Much of what has made CAIR-OK successful is the dedication of its staff. CAIR-OK Executive Director Adam Soltani works tirelessly, juggling raising his two young sons with the demands that come with serving Muslims in the most conservative state in America. While the majority of the CAIR-OK staff are actually not Muslim, they are committed advocates for the Muslim community. I saw first-hand the amount of time staff members spend working outside of the office, supporting the Muslim community through their involvement with many other local organizations also dedicated to promoting justice. The composition of the CAIR-OK staff in itself illustrates that race, age, religion, gender etc. do not determine one’s ability to serve and better their community. Rather, it is a person’s own will, drive, and character that determine the positive impact they will have on those around them.

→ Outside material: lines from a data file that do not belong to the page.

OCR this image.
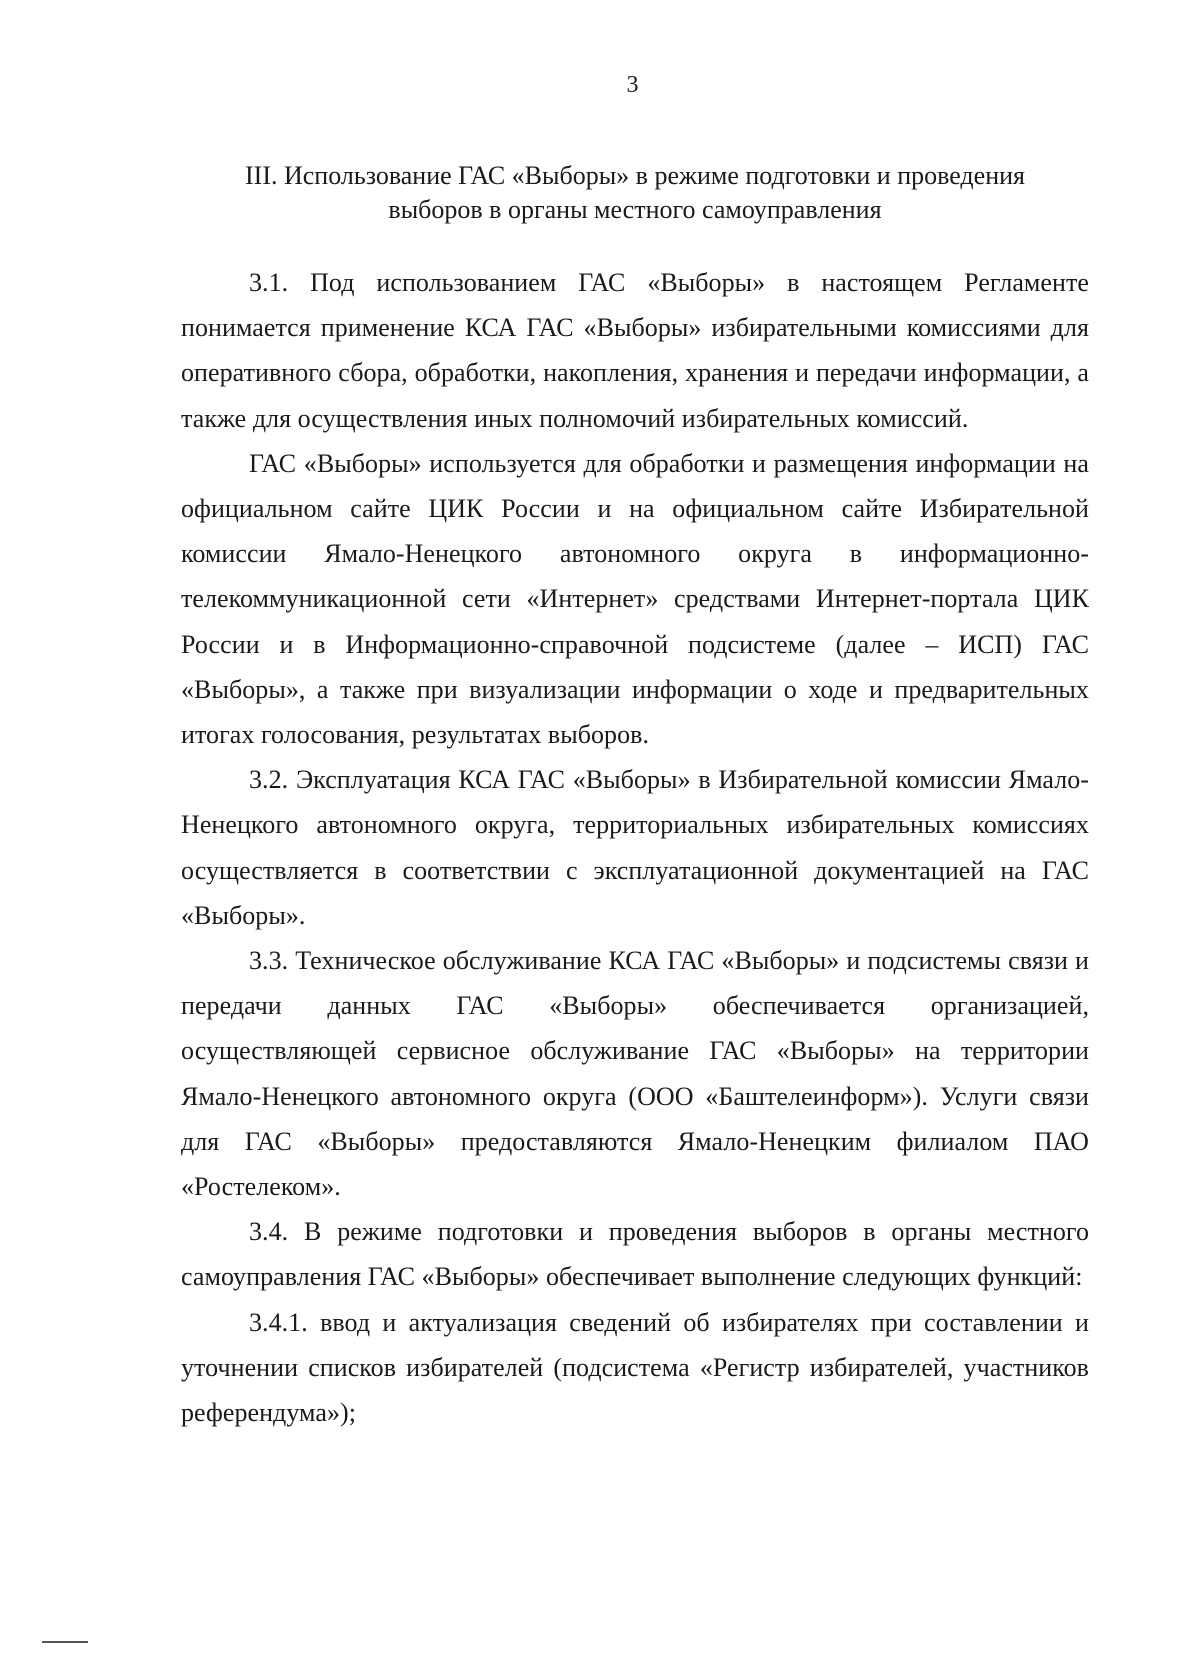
3
III. Использование ГАС «Выборы» в режиме подготовки и проведения
выборов в органы местного самоуправления

3.1. Под использованием ГАС «Выборы» в настоящем Регламенте понимается применение КСА ГАС «Выборы» избирательными комиссиями для оперативного сбора, обработки, накопления, хранения и передачи информации, а также для осуществления иных полномочий избирательных комиссий.

ГАС «Выборы» используется для обработки и размещения информации на официальном сайте ЦИК России и на официальном сайте Избирательной комиссии Ямало-Ненецкого автономного округа в информационно-телекоммуникационной сети «Интернет» средствами Интернет-портала ЦИК России и в Информационно-справочной подсистеме (далее – ИСП) ГАС «Выборы», а также при визуализации информации о ходе и предварительных итогах голосования, результатах выборов.

3.2. Эксплуатация КСА ГАС «Выборы» в Избирательной комиссии Ямало-Ненецкого автономного округа, территориальных избирательных комиссиях осуществляется в соответствии с эксплуатационной документацией на ГАС «Выборы».

3.3. Техническое обслуживание КСА ГАС «Выборы» и подсистемы связи и передачи данных ГАС «Выборы» обеспечивается организацией, осуществляющей сервисное обслуживание ГАС «Выборы» на территории Ямало-Ненецкого автономного округа (ООО «Баштелеинформ»). Услуги связи для ГАС «Выборы» предоставляются Ямало-Ненецким филиалом ПАО «Ростелеком».

3.4. В режиме подготовки и проведения выборов в органы местного самоуправления ГАС «Выборы» обеспечивает выполнение следующих функций:

3.4.1. ввод и актуализация сведений об избирателях при составлении и уточнении списков избирателей (подсистема «Регистр избирателей, участников референдума»);
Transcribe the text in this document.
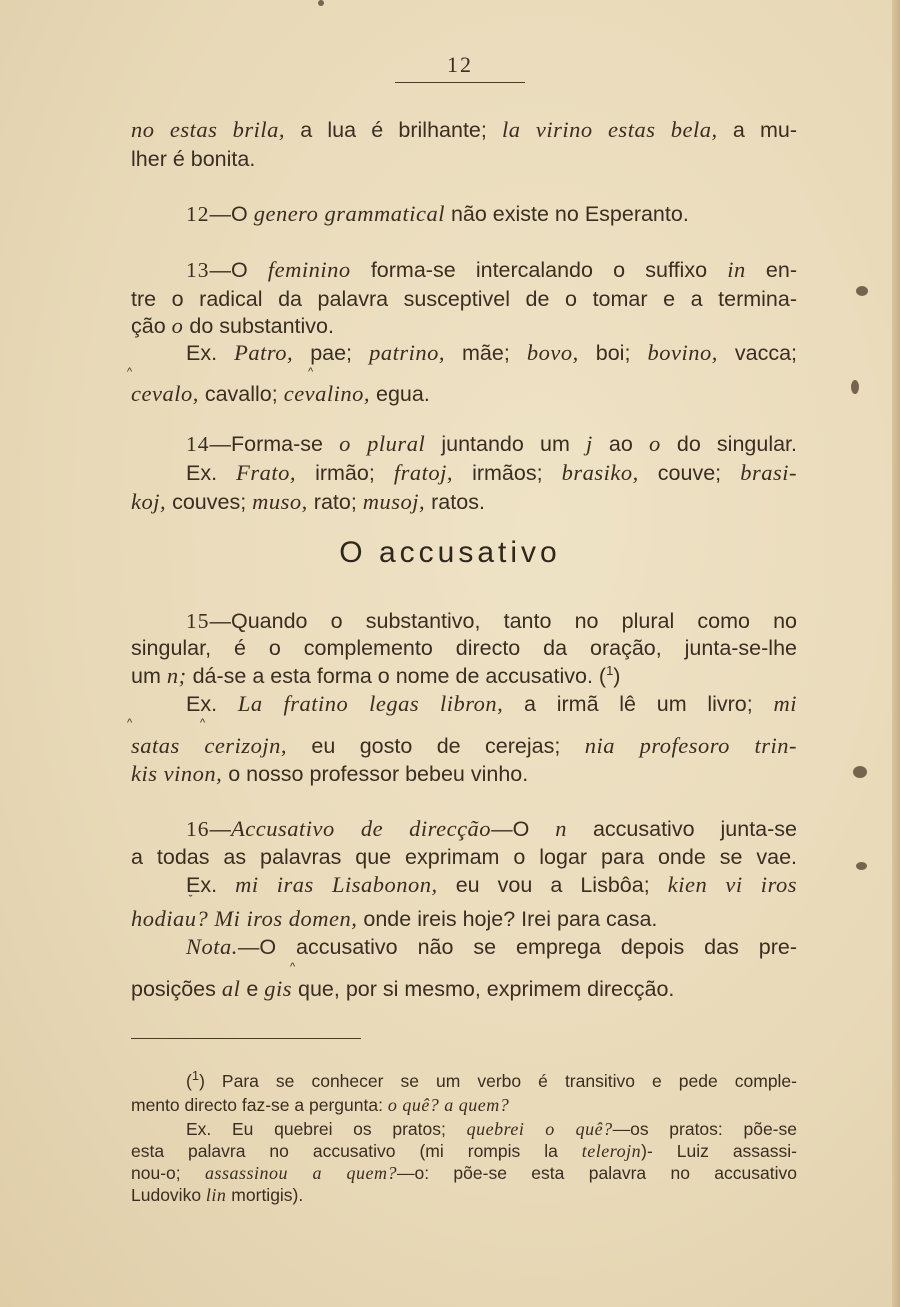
12
no estas brila, a lua é brilhante; la virino estas bela, a mu-
lher é bonita.
12—O genero grammatical não existe no Esperanto.
13—O feminino forma-se intercalando o suffixo in en-
tre o radical da palavra susceptivel de o tomar e a termina-
ção o do substantivo.
Ex. Patro, pae; patrino, mãe; bovo, boi; bovino, vacca;
^	^
cevalo, cavallo; cevalino, egua.
14—Forma-se o plural juntando um j ao o do singular.
Ex. Frato, irmão; fratoj, irmãos; brasiko, couve; brasi-
koj, couves; muso, rato; musoj, ratos.
O accusativo
15—Quando o substantivo, tanto no plural como no
singular, é o complemento directo da oração, junta-se-lhe
um n; dá-se a esta forma o nome de accusativo. ($^1$)
Ex. La fratino legas libron, a irmã lê um livro; mi
^	^
satas cerizojn, eu gosto de cerejas; nia profesoro trin-
kis vinon, o nosso professor bebeu vinho.
16—Accusativo de direcção—O n accusativo junta-se
a todas as palavras que exprimam o logar para onde se vae.
Ex. mi iras Lisabonon, eu vou a Lisbôa; kien vi iros
˘
hodiau? Mi iros domen, onde ireis hoje? Irei para casa.
Nota.—O accusativo não se emprega depois das pre-
^
posições al e gis que, por si mesmo, exprimem direcção.
($^1$) Para se conhecer se um verbo é transitivo e pede comple-
mento directo faz-se a pergunta: o quê? a quem?
Ex. Eu quebrei os pratos; quebrei o quê?—os pratos: põe-se
esta palavra no accusativo (mi rompis la telerojn)- Luiz assassi-
nou-o; assassinou a quem?—o: põe-se esta palavra no accusativo
Ludoviko lin mortigis).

As I begin graduate school at Yale and leave Oklahoma permanently, I feel a deep sense of fulfillment. This fulfillment stems from knowing that I was able to give back to the community I spent most of my childhood in. As I look back on this chapter of my life I have no regrets about the time I spent at CAIR-OK. This organization will always have a special place in my heart because it has introduced me to life-long friends, provided me with a platform to share my experiences as a Muslim American, and given me the opportunity to work with interfaith partners on bettering the state. The people I have met on this journey have taught me the importance of continuing the pursuit of justice, even in the hardest of places and times.